Аристарх несколько замялся.
– Метода… конечно… Я должен следовать… по самой лучшей методе… чтобы метода была самая лучшая… Насчет его понятий… чтобы он понимал…
– Ты держись моей методы: не учи как учили в старину: аз, буки, веди, а учи: а, бе, ве, ге и т. д… И сначала объясни ему гласные буквы, а потом согласные… и растолкуй, что согласные без гласных выговаривать нельзя… Тогда он скоро поймет… Возьми, например, какое-нибудь слово… Ну хоть, например, кулак… И растолкуй ему: вот эта гласная, а вот эта согласная (о безгласных говори после)… заставь его произнести сначала вместе с гласными, а потом пусть попробует то же слово сказать без гласных… Он тогда тотчас поймет… и увидит, какую роль в этом слове играют гласные и какую согласные и как образуется это слово: кулак… Когда ты растолкуешь ему посредством таких примеров различие букв, тогда пусть он учится изображать каждую букву на бумаге.
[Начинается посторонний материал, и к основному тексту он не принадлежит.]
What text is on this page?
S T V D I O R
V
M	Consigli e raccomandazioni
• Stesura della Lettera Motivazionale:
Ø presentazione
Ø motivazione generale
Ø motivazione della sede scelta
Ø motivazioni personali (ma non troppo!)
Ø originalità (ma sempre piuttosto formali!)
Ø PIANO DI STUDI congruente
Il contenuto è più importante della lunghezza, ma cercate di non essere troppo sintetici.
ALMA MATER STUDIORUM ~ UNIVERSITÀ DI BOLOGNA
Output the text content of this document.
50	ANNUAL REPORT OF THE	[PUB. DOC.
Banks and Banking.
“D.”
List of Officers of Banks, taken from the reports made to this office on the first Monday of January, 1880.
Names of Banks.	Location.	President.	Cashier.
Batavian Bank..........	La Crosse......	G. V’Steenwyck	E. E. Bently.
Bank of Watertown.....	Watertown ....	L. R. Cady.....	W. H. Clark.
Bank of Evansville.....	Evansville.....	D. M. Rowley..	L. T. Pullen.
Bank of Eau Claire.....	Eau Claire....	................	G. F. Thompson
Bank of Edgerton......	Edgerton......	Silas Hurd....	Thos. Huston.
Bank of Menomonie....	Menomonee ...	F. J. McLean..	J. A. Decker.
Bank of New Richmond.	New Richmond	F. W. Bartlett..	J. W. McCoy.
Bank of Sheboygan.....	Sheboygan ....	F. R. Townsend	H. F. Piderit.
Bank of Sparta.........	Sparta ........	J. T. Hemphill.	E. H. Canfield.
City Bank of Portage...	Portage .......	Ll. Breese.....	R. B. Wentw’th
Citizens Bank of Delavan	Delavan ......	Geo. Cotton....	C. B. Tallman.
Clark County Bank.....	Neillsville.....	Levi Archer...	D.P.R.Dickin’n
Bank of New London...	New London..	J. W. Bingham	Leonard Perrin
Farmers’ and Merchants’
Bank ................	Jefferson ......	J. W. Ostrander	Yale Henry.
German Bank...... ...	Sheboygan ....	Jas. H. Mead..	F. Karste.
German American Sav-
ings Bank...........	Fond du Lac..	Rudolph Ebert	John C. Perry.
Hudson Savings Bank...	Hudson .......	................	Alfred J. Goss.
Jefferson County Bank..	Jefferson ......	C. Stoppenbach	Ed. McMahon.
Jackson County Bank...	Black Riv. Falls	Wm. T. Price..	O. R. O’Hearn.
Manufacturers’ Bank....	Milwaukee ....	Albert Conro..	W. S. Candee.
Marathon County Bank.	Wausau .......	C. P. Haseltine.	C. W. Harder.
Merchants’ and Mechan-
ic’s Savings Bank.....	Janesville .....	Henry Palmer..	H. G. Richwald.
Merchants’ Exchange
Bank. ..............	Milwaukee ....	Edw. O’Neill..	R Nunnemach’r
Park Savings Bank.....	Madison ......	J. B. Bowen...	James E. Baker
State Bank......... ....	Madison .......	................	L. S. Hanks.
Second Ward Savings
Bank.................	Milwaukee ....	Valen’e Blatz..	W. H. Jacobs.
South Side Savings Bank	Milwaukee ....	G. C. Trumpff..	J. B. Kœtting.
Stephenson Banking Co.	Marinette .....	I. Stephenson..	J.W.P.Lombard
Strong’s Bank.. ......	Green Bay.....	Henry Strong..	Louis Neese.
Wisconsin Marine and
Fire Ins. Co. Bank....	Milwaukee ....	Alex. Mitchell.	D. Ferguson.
Таким образом он будет в одно и то же время учиться у тебя и читать и писать… Понял?
– Могу все эти примеры ему преподать и о всяком предмете назидание сделать… только бы была у него своя собственная желательность к принятию правил моего обучения… Даже могу преподать насчет поведения и благородных манер, как содержать себя благородному человеку на своей дистанции и в приятности общественной…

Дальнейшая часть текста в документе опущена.